You’ll need to be self-sufficient during your stay at the Domes, bringing your own food. Support local businesses and stock up in the town of Wauchope on your drive-in (and grab some pastries and coffee at Baked Culture while you’re at it). There’s a stovetop, fridge (stocked as per a mini bar), BBQs, lanterns and mozzie coils, and you can even order DIY S’More packs for fireside fun. The interiors of the Domes have a cosy, stylish fit-out, with a modern bathroom (and a proper flushing toilet—none of that drop bush toilet stuff). As there’s no mobile reception, pack a good book or make the most of treasures that lie waiting to be discovered at every turn: a bed chest full of board games, a cupboard crammed with retro DVDs, a stargazing telescope (the skies are ablaze come night time). Many of these activities are ideal for couples, but there’s plenty on offer for solo travellers, such as yoga mats, locally-made face masks and bath bombs for hot tub soaks. 

It’s these thoughtful human touches that reinforce the benefit of making a responsible travel choice by booking local and giving your money to a tourism operator in the Greater Port Macquarie Region, such as Tom’s Creek Nature Domes.

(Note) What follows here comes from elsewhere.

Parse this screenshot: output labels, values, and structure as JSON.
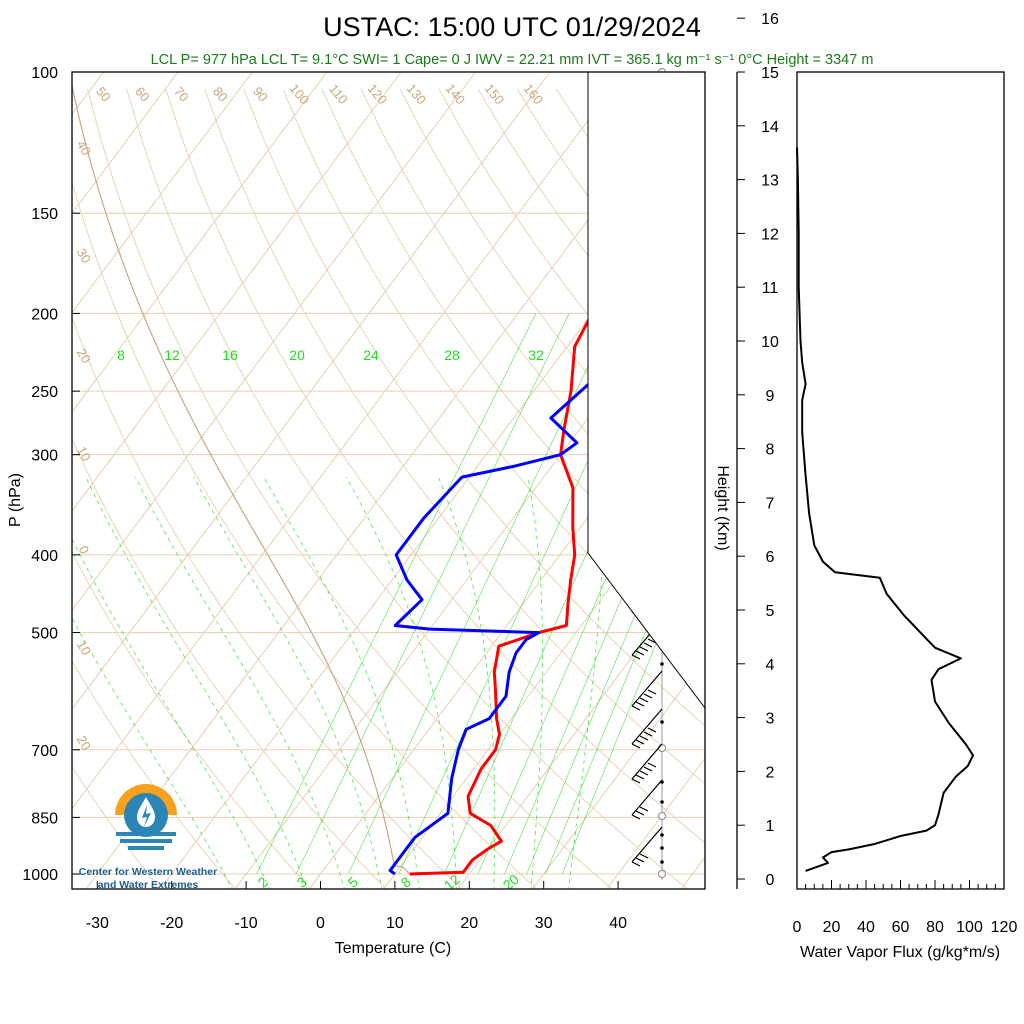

The owners are still working on the property following the setbacks of COVID-19, and flooding in the region —a new series of Domes designed with families and groups in mind is under construction, along with an open-air, barn-style dining hall and garden stage. Once ready, the venue will be ideal for wedding celebrations, with wedding parties able to book out the property. They’ve already got one couple—who honeymooned at the Domes—ready and waiting. Just need to train up the llamas for ring-bearer duties! 

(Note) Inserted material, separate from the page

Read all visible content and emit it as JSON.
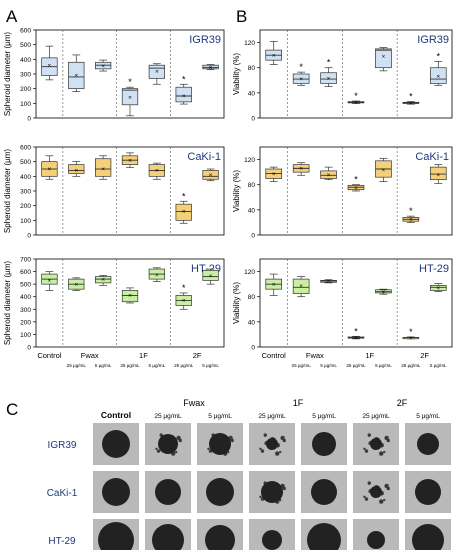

An abundance of favourite moments come to mind from my two-night stay at Tom’s Creek: sipping champagne and gourmet picnicking at the top of a hill on a giant swing under a tree, with a bird’s eye view of the entire property (the ‘Mountain Top picnic’ is a must-do activity add on during your stay), lying on a deckchair at night wrapped in a blanket gazing up at starry constellations and eating hot melted marshmallows, to revelling in the joys of travellers before me, scrawled on notes in a jar of wishes left by the telescope (you’re encouraged to write your own to add to the jar). But I’ll leave you with a gratitude journal entry I made while staying there. I will preface this by saying that I don’t actually keep a gratitude journal, but Tom’s Creek Nature Domes is just the kind of place that makes you want to start one. And so, waking up on my second morning at Tom’s —lacking any 4G bars to facilitate my bad habit of a morning Instagram scroll—I finally opened up a notebook and made my first journal entry:

‘I am grateful to wake up after a deep sleep and breathe in the biggest breaths of this clean air, purified by nature and scented with eucalyptus and rain. I am grateful for this steaming hot coffee brewed on a fire. I feel accomplished at having made myself. I am grateful for the skittish sheep that made me laugh as I enjoyed a long nature walk at dawn and the animated billy goats and friendly llamas overlooking my shoulder as I write this: agreeable company for any solo traveller. I’m grateful for total peace, absolute stillness.” 

Off-grid holiday status: unlocked.

Where: Tom’s Creek Nature Domes, Port Macquarie, 2001 Toms Creek Rd
Price: $450 per night, book at the Natura Domes website.